How to choose the future we want

There is no “time”

Did you know that it takes eight minutes for light to reach us from the Sun? Did you also know for light itself, that's not exactly true? For light, there is no before or after.

There is no time. There is no travel.

Instead, there is a script, there is a plot, there is a story.

The path of the light is "happening all at once,” not in separate steps but in one gigantic leap.

I published research to this effect on the last day of 2020 in the journal Quantum Reports, and using that model, I suggest that we think of time like a filmstrip. Think about the trajectory you are on. What is the final scene of that movie? What momentum does the plot have? 

When I speak of choice, I specifically mean asking “What feelings do I choose to engage with? What inner experience do I feed? How do I choose what to feel in each moment?” It is these choices at a granular level which influence what outward choices we make at work, in relationship, and with ourselves. Further down the road, these choices lead to synchronicities which move our life forward in one way or another. We experience those very things which serve the unfolding plot of our inner dream.

Can we connect all the dots? The word “science” comes from the Latin root “scindere,” meaning “to divide.” Science is premised on slicing things apart to study them. The research I do provides an alternative to this: can we know more about things as a whole? 

Seeing our own filters

We all have a tendency to filter things down according to our own biases and filters. This is a way we take the whole of information and we distill it down to what we can understand. But is our understanding correct? Do we have a clear sense of what someone really means when they give us constructive feedback? Do we have an accurate understanding of what another person really wants from our collaboration together?

Our preferences, our preconceived ideas, and our beliefs about each situation determine what we can hear and what we can’t hear. Healing and forward progress are premised on being able to drop our mental frameworks temporarily and hear more fully what is being said. From our current level of understanding, there may be some dynamics going on in our own individual lives that we can’t even recognize, much less change. For instance, we may not yet understand that the way we are engaging at work is strongly influenced by the way we were treated when we were younger. We may not see the strategies we learned to survive emotionally that are getting in the way of understanding our current work dynamics.

What if the world is programmed to give us the information we need to know, when we need to know it, to help us bridge this gap? Synchronicity is a tool we can use to learn where we are “killing it” and where we are “missing it.” This is an invitation to recognize the situations you experience as the perfect teachers.

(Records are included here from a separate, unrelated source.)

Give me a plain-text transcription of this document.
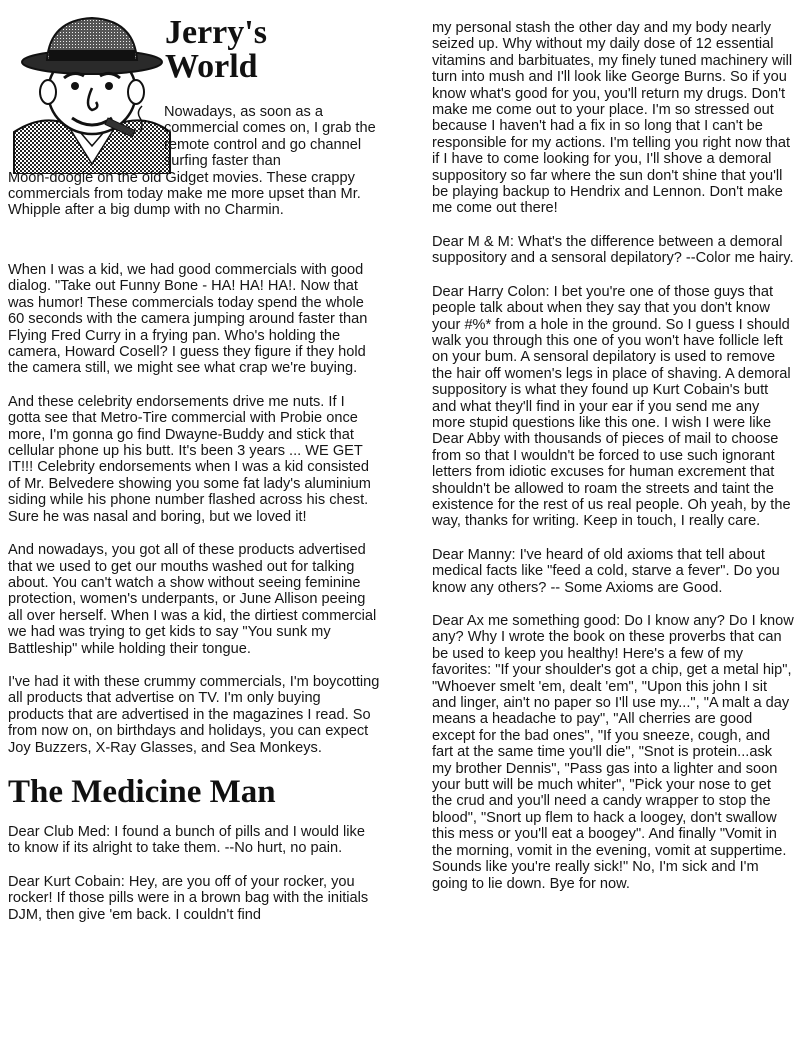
Jerry's
World
Nowadays, as soon as a commercial comes on, I grab the remote control and go channel surfing faster than
Moon-doogie on the old Gidget movies. These crappy commercials from today make me more upset than Mr. Whipple after a big dump with no Charmin.

When I was a kid, we had good commercials with good dialog. "Take out Funny Bone - HA! HA! HA!. Now that was humor! These commercials today spend the whole 60 seconds with the camera jumping around faster than Flying Fred Curry in a frying pan. Who's holding the camera, Howard Cosell? I guess they figure if they hold the camera still, we might see what crap we're buying.

And these celebrity endorsements drive me nuts. If I gotta see that Metro-Tire commercial with Probie once more, I'm gonna go find Dwayne-Buddy and stick that cellular phone up his butt. It's been 3 years ... WE GET IT!!! Celebrity endorsements when I was a kid consisted of Mr. Belvedere showing you some fat lady's aluminium siding while his phone number flashed across his chest. Sure he was nasal and boring, but we loved it!

And nowadays, you got all of these products advertised that we used to get our mouths washed out for talking about. You can't watch a show without seeing feminine protection, women's underpants, or June Allison peeing all over herself. When I was a kid, the dirtiest commercial we had was trying to get kids to say "You sunk my Battleship" while holding their tongue.

I've had it with these crummy commercials, I'm boycotting all products that advertise on TV. I'm only buying products that are advertised in the magazines I read. So from now on, on birthdays and holidays, you can expect Joy Buzzers, X-Ray Glasses, and Sea Monkeys.

The Medicine Man

Dear Club Med: I found a bunch of pills and I would like to know if its alright to take them. --No hurt, no pain.

Dear Kurt Cobain: Hey, are you off of your rocker, you rocker! If those pills were in a brown bag with the initials DJM, then give 'em back. I couldn't find

my personal stash the other day and my body nearly seized up. Why without my daily dose of 12 essential vitamins and barbituates, my finely tuned machinery will turn into mush and I'll look like George Burns. So if you know what's good for you, you'll return my drugs. Don't make me come out to your place. I'm so stressed out because I haven't had a fix in so long that I can't be responsible for my actions. I'm telling you right now that if I have to come looking for you, I'll shove a demoral suppository so far where the sun don't shine that you'll be playing backup to Hendrix and Lennon. Don't make me come out there!

Dear M & M: What's the difference between a demoral suppository and a sensoral depilatory? --Color me hairy.

Dear Harry Colon: I bet you're one of those guys that people talk about when they say that you don't know your #%* from a hole in the ground. So I guess I should walk you through this one of you won't have follicle left on your bum. A sensoral depilatory is used to remove the hair off women's legs in place of shaving. A demoral suppository is what they found up Kurt Cobain's butt and what they'll find in your ear if you send me any more stupid questions like this one. I wish I were like Dear Abby with thousands of pieces of mail to choose from so that I wouldn't be forced to use such ignorant letters from idiotic excuses for human excrement that shouldn't be allowed to roam the streets and taint the existence for the rest of us real people. Oh yeah, by the way, thanks for writing. Keep in touch, I really care.

Dear Manny: I've heard of old axioms that tell about medical facts like "feed a cold, starve a fever". Do you know any others? -- Some Axioms are Good.

Dear Ax me something good: Do I know any? Do I know any? Why I wrote the book on these proverbs that can be used to keep you healthy! Here's a few of my favorites: "If your shoulder's got a chip, get a metal hip", "Whoever smelt 'em, dealt 'em", "Upon this john I sit and linger, ain't no paper so I'll use my...", "A malt a day means a headache to pay", "All cherries are good except for the bad ones", "If you sneeze, cough, and fart at the same time you'll die", "Snot is protein...ask my brother Dennis", "Pass gas into a lighter and soon your butt will be much whiter", "Pick your nose to get the crud and you'll need a candy wrapper to stop the blood", "Snort up flem to hack a loogey, don't swallow this mess or you'll eat a boogey". And finally "Vomit in the morning, vomit in the evening, vomit at suppertime. Sounds like you're really sick!" No, I'm sick and I'm going to lie down. Bye for now.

Honor every experience as a synchronicity, and ask of it “What do I need to learn about myself and my framework from this experience?”

Who do you react to?

What situations continually cause you grief?

The more you are able to do this, the more a passage can open through the murky waters of emotional misunderstandings. You more readily see ways to resolve sticky issues you face.

Which story do you tell?

Time is like a filmstrip, or many possible filmstrips actually, each of which tells a different story. How do you chisel away at this monolith of possibility and choose the future you actually want? Which story do you tell? Which dream do you dream?

Synchronicity is nature’s way of giving us feedback so we can choose the future that aligns with who we wish to be. We can use it to deconstruct our habits and install more conscious ways of responding to the world. In the process, we can experience more joy, more connection, and a relief from habitual stress.